Plasma concentrations of famitinib were analysed using a validated liquid chromatography-tandem mass spectrometry (LC–MS/MS) method [9, 15] at Frontage Laboratories Co., Ltd (Shanghai, China). The calibration curve for famitinib covered ranges of 0.050-100 ng/ml. The low limit of qualification (LLOQ) was 0.050 ng/ml. The accuracy, expressed as relative error (RE), was within ± 4.2% and the precision, expressed as coefficient of variation (CV), was < 7.6%, which were conducted on quality control samples with low (0.15 ng/ml), medium (4 ng/ml) and high (75 ng/ml) concentration levels.

Pharmacokinetic (PK) parameters for famitinib in plasma were estimated by noncompartmental analysis using Phoenix WinNonlin (version 7.0, Pharsight Corporation, St Louis, MO, USA). The primary endpoints were the maximum plasma famitinib concentration (Cmax), the area under the plasma concentration–time curve from time 0 to the last measured time point (AUC0–t), and the area under the plasma concentration–time curve from time 0 to infinity (AUC0–∞). The secondary PK parameters included time to Cmax (Tmax) and the elimination half-life (T1/2), the terminal exponential rate constant (λz), the apparent total body clearance (CL/F). Cmax and Tmax were observed directly from the original concentration–time data. AUC0–t was determined up to the last observed quantifiable concentration using the trapezoidal rule, and AUC0–∞ was the sum of AUC0–t and the extrapolated AUC (AUCextrap), which was calculated based on the last measurable concentration dividing by λz. λz is the slope determined by a linear regression analysis of the terminal phase of the concentration–time profile and T1/2 was obtained as 0.693/λz.

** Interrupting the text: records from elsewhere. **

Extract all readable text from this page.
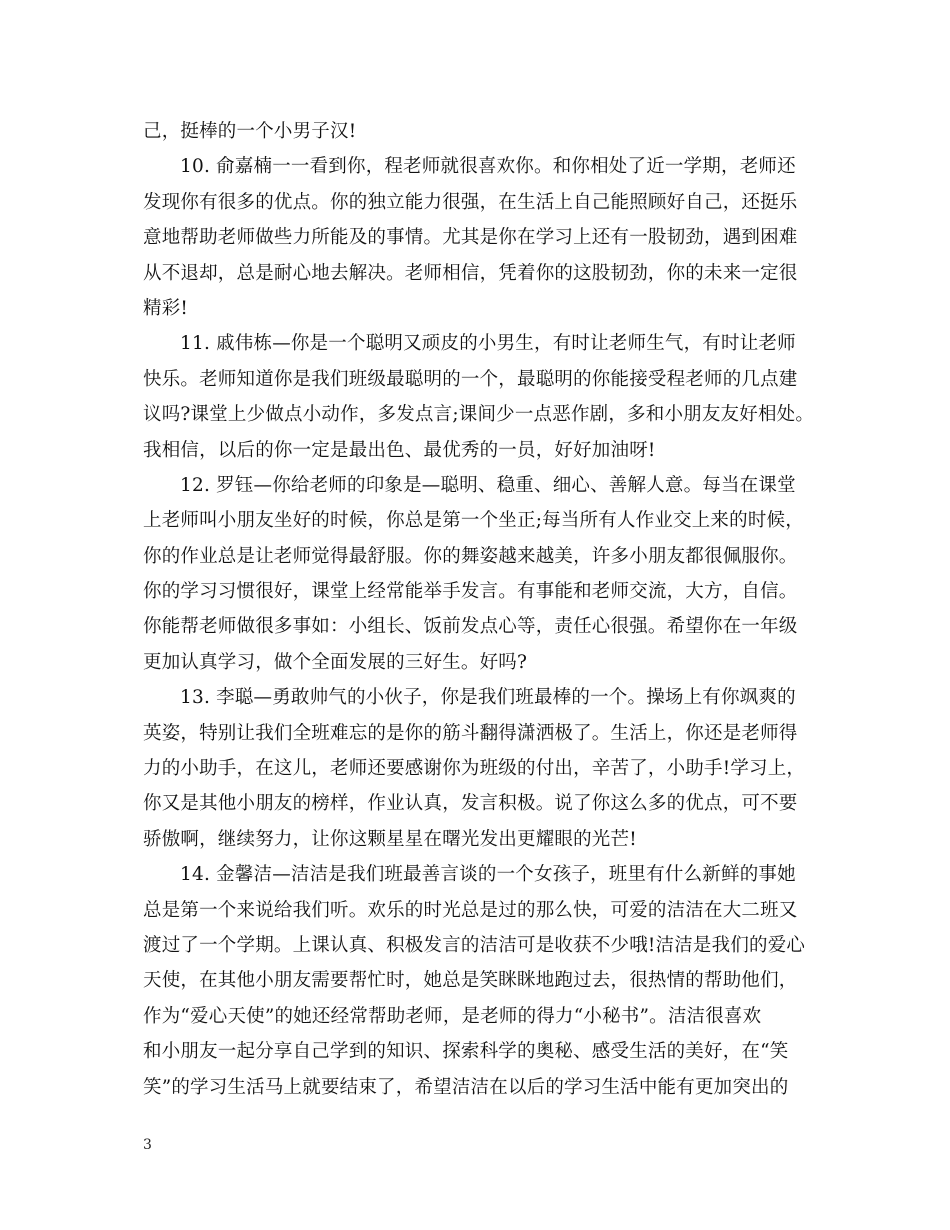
己，挺棒的一个小男子汉!
10. 俞嘉楠一一看到你，程老师就很喜欢你。和你相处了近一学期，老师还
发现你有很多的优点。你的独立能力很强，在生活上自己能照顾好自己，还挺乐
意地帮助老师做些力所能及的事情。尤其是你在学习上还有一股韧劲，遇到困难
从不退却，总是耐心地去解决。老师相信，凭着你的这股韧劲，你的未来一定很
精彩!
11. 戚伟栋—你是一个聪明又顽皮的小男生，有时让老师生气，有时让老师
快乐。老师知道你是我们班级最聪明的一个，最聪明的你能接受程老师的几点建
议吗?课堂上少做点小动作，多发点言;课间少一点恶作剧，多和小朋友友好相处。
我相信，以后的你一定是最出色、最优秀的一员，好好加油呀!
12. 罗钰—你给老师的印象是—聪明、稳重、细心、善解人意。每当在课堂
上老师叫小朋友坐好的时候，你总是第一个坐正;每当所有人作业交上来的时候，
你的作业总是让老师觉得最舒服。你的舞姿越来越美，许多小朋友都很佩服你。
你的学习习惯很好，课堂上经常能举手发言。有事能和老师交流，大方，自信。
你能帮老师做很多事如：小组长、饭前发点心等，责任心很强。希望你在一年级
更加认真学习，做个全面发展的三好生。好吗?
13. 李聪—勇敢帅气的小伙子，你是我们班最棒的一个。操场上有你飒爽的
英姿，特别让我们全班难忘的是你的筋斗翻得潇洒极了。生活上，你还是老师得
力的小助手，在这儿，老师还要感谢你为班级的付出，辛苦了，小助手!学习上，
你又是其他小朋友的榜样，作业认真，发言积极。说了你这么多的优点，可不要
骄傲啊，继续努力，让你这颗星星在曙光发出更耀眼的光芒!
14. 金馨洁—洁洁是我们班最善言谈的一个女孩子，班里有什么新鲜的事她
总是第一个来说给我们听。欢乐的时光总是过的那么快，可爱的洁洁在大二班又
渡过了一个学期。上课认真、积极发言的洁洁可是收获不少哦!洁洁是我们的爱心
天使，在其他小朋友需要帮忙时，她总是笑眯眯地跑过去，很热情的帮助他们，
作为“爱心天使”的她还经常帮助老师，是老师的得力“小秘书”。洁洁很喜欢
和小朋友一起分享自己学到的知识、探索科学的奥秘、感受生活的美好，在“笑
笑”的学习生活马上就要结束了，希望洁洁在以后的学习生活中能有更加突出的
3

Safety and tolerability were evaluated by monitoring vital signs, physical examination, laboratory tests, electrocardiogram (ECG) and adverse events (AEs). Vital signs, including body temperature, blood pressure (BP) and heart rate, were measured and ECG were performed during baseline period, before drug administration and at 4, 24, 48, 192 h after famitinib administration. Clinical laboratory tests were conducted at screening, day 9, 15, and prior to discharge. AEs, including all subjective symptoms reported by subjects and objective signs observed by clinical investigators, were collected after dosing throughout the study.

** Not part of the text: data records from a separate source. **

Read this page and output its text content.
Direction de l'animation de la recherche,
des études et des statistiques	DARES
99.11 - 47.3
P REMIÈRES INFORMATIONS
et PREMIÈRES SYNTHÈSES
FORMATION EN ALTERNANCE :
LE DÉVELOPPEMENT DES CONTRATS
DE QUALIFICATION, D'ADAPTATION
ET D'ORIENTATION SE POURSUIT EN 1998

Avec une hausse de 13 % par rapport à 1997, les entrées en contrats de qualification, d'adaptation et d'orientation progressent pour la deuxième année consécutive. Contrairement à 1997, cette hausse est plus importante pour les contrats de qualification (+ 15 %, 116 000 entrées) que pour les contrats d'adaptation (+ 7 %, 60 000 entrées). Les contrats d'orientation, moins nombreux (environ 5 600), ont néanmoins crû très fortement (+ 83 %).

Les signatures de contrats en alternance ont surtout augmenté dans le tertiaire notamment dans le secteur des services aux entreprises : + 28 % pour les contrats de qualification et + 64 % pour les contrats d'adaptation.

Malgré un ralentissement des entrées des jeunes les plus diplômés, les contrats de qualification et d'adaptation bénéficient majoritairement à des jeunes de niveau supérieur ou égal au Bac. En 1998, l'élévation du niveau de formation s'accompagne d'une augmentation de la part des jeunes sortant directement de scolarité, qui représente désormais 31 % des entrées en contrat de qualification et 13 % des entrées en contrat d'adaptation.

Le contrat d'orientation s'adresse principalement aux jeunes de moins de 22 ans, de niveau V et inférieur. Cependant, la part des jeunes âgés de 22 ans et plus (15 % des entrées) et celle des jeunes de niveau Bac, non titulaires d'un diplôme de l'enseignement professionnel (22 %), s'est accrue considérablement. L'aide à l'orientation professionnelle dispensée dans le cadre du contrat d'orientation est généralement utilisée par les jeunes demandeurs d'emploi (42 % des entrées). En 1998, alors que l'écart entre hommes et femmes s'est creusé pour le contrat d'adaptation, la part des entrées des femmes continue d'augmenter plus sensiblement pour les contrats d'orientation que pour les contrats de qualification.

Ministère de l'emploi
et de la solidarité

All subjects who received the study drug and for whom at least one PK parameter data was available were included in the PK analysis sets. The safety analysis sets included subjects who received at least one dose of famitinib or rifampin. Statistical analysis was performed using SAS 9.4 (SAS Inc., Cary, NC, USA). Assuming an intrasubject standard deviation of log-transformed Cmax of 0.3, the tolerance of 80%, and geometric mean ratio (GMR) of 0.2 for AUC of famitinib co-administrated with rifampin versus famitinib only, the 90% confidence intervals (CI) was estimated 0.164–0.244 based on a sample of 18 completing subjects. Considering a drop-off of 15%, 21 subjects were enrolled. The measurement data were expressed as mean ± standard deviation (SD), and categorical variables were described by the percentage. A liner mixed-effects model with log-transformed PK parameters as response was used to calculate the GMR and associated two-sided 90%CI for AUC and Cmax, after eliminating the data with AUC_%Extrap (AUCextrap/AUC) greater than 20%. If the 90%CI was contained within the bounds 0.80–1.25, it was inferred that there was no drug interaction [17].

Safety parameters of the safety analysis sets were summarized using descriptive statistics. AEs were graded according to Common Terminology Criteria for Adverse Events (CTCAE, version 5.0) and coded using Medical Dictionary for Regulatory Activities (MedDRA, version 19.0) System Organ Class (SOC) and Preferred Terms (PT).